[Zope] [announce] Local File System product

Evan Gibson egibson@connect.com.au
Tue, 26 Oct 1999 11:20:44 +1000


On Mon, Oct 25, 1999 at 06:12:12PM -0700, Jonothan Farr wrote:
> > Issues to address:
> >     security (not as much of a problem as with my read/write product)
> The only security issue I've addressed is that '..' is not allowed as a
> directory name, it will throw a ValueError. Also, of course the Zope server
> has to have permissions to access any files that it tries to read through
> LocalFS. If anyone can think of any others please let me know.
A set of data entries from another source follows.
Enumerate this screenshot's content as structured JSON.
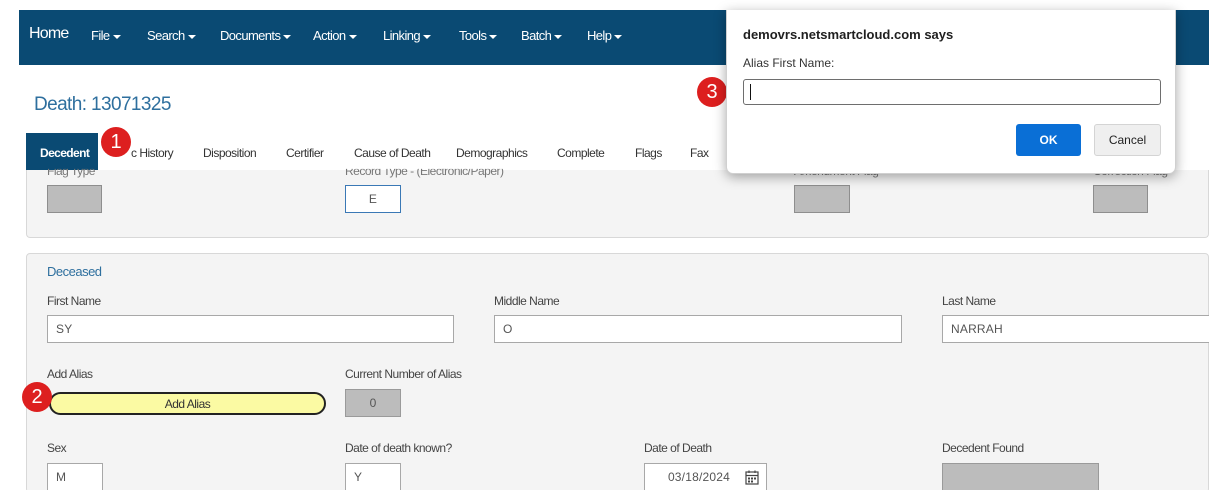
{
  "nav": {
    "home": "Home",
    "items": [
      "File",
      "Search",
      "Documents",
      "Action",
      "Linking",
      "Tools",
      "Batch",
      "Help"
    ]
  },
  "record": {
    "title": "Death: 13071325"
  },
  "tabs": [
    "Decedent",
    "c History",
    "Disposition",
    "Certifier",
    "Cause of Death",
    "Demographics",
    "Complete",
    "Flags",
    "Fax"
  ],
  "top_section": {
    "flag_type_label": "Flag Type",
    "record_type_label": "Record Type - (Electronic/Paper)",
    "record_type_value": "E",
    "amendment_flag_label": "Amendment Flag",
    "correction_flag_label": "Correction Flag"
  },
  "deceased": {
    "section_title": "Deceased",
    "first_name_label": "First Name",
    "first_name_value": "SY",
    "middle_name_label": "Middle Name",
    "middle_name_value": "O",
    "last_name_label": "Last Name",
    "last_name_value": "NARRAH",
    "add_alias_label": "Add Alias",
    "add_alias_button": "Add Alias",
    "alias_count_label": "Current Number of Alias",
    "alias_count_value": "0",
    "sex_label": "Sex",
    "sex_value": "M",
    "dod_known_label": "Date of death known?",
    "dod_known_value": "Y",
    "dod_label": "Date of Death",
    "dod_value": "03/18/2024",
    "decedent_found_label": "Decedent Found"
  },
  "badges": [
    "1",
    "2",
    "3"
  ],
  "dialog": {
    "title": "demovrs.netsmartcloud.com says",
    "message": "Alias First Name:",
    "input_value": "",
    "ok_label": "OK",
    "cancel_label": "Cancel"
  },
  "colors": {
    "nav_bg": "#0a4a73",
    "accent_blue": "#2e6f9e",
    "ok_blue": "#0a6fd6",
    "badge_red": "#dd1f1f",
    "alias_button_yellow": "#fbfaa3"
  }
}
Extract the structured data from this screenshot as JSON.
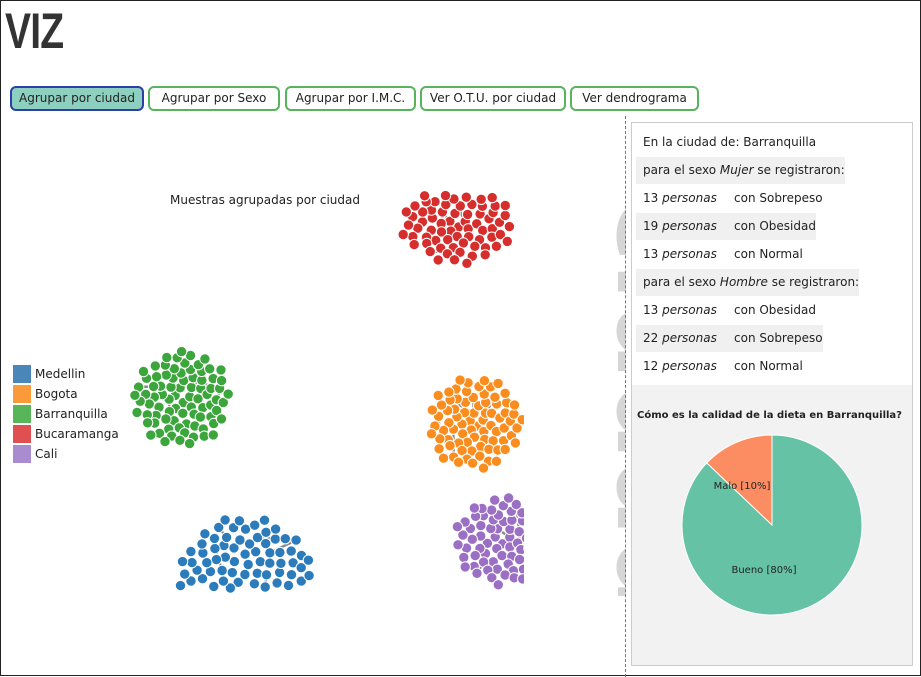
{
  "app": {
    "title": "VIZ"
  },
  "buttons": [
    {
      "label": "Agrupar por ciudad",
      "active": true
    },
    {
      "label": "Agrupar por Sexo",
      "active": false
    },
    {
      "label": "Agrupar por I.M.C.",
      "active": false
    },
    {
      "label": "Ver O.T.U. por ciudad",
      "active": false
    },
    {
      "label": "Ver dendrograma",
      "active": false
    }
  ],
  "chart": {
    "caption": "Muestras agrupadas por ciudad",
    "watermark": "ciudad",
    "clusters": [
      {
        "city": "Barranquilla",
        "color": "#3ca63c",
        "count": 84
      },
      {
        "city": "Bucaramanga",
        "color": "#d62d2d",
        "count": 70
      },
      {
        "city": "Bogota",
        "color": "#fb8c1e",
        "count": 80
      },
      {
        "city": "Medellin",
        "color": "#2c7bbb",
        "count": 95
      },
      {
        "city": "Cali",
        "color": "#9b6fc4",
        "count": 70
      }
    ]
  },
  "legend": [
    {
      "label": "Medellin",
      "color": "#4a86b8"
    },
    {
      "label": "Bogota",
      "color": "#fb9a3a"
    },
    {
      "label": "Barranquilla",
      "color": "#59b559"
    },
    {
      "label": "Bucaramanga",
      "color": "#e05050"
    },
    {
      "label": "Cali",
      "color": "#a98bcf"
    }
  ],
  "panel": {
    "city_line": "En la ciudad de: Barranquilla",
    "mujer_header": {
      "pre": "para el sexo ",
      "sex": "Mujer",
      "post": " se registraron:"
    },
    "mujer_rows": [
      {
        "n": "13",
        "unit": "personas",
        "desc": "con Sobrepeso"
      },
      {
        "n": "19",
        "unit": "personas",
        "desc": "con Obesidad"
      },
      {
        "n": "13",
        "unit": "personas",
        "desc": "con Normal"
      }
    ],
    "hombre_header": {
      "pre": "para el sexo ",
      "sex": "Hombre",
      "post": " se registraron:"
    },
    "hombre_rows": [
      {
        "n": "13",
        "unit": "personas",
        "desc": "con Obesidad"
      },
      {
        "n": "22",
        "unit": "personas",
        "desc": "con Sobrepeso"
      },
      {
        "n": "12",
        "unit": "personas",
        "desc": "con Normal"
      }
    ],
    "pie_title": "Cómo es la calidad de la dieta en Barranquilla?",
    "pie_slices": [
      {
        "label": "Bueno [80%]",
        "value": 80,
        "color": "#66c2a5"
      },
      {
        "label": "Malo [10%]",
        "value": 10,
        "color": "#fc8d62"
      }
    ]
  }
}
I was planning on writing a product like this myself (but of course didn't 
quite get past just thinking about it in my head! I have so many projects
like that!)
What I was planning on doing for security was having an "access" file in
the products directory that contained a list of directories and a list of
the files (allowing wildcards) that you were allowed to access in _that_
directory. It was going to default to only letting you read txt and log
files in the product directory itself (defined by .).
You could also add roles to this file.
Basically you would strip out any &;: and other weird characters from the 
directory name the product was trying to access and then, if it wasn't in
the list, don't bother looking any further. If it was, then check that they
are allowed to look at the file.

Basic reasoning is you do _not_ want people looking at any file they like
(like config files and password files), so if the access restrictions are
actually on your hard drive then if someone manages to crack your Zope
installation and get management permissions on it they still can't access
anything on your box unless they've cracked it independantly.


> -jfarr

-- 
  Evan ~ThunderFoot~ Gibson    ~ nihil mutatem, omni deletum ~
      May the machines watch over you with loving grace.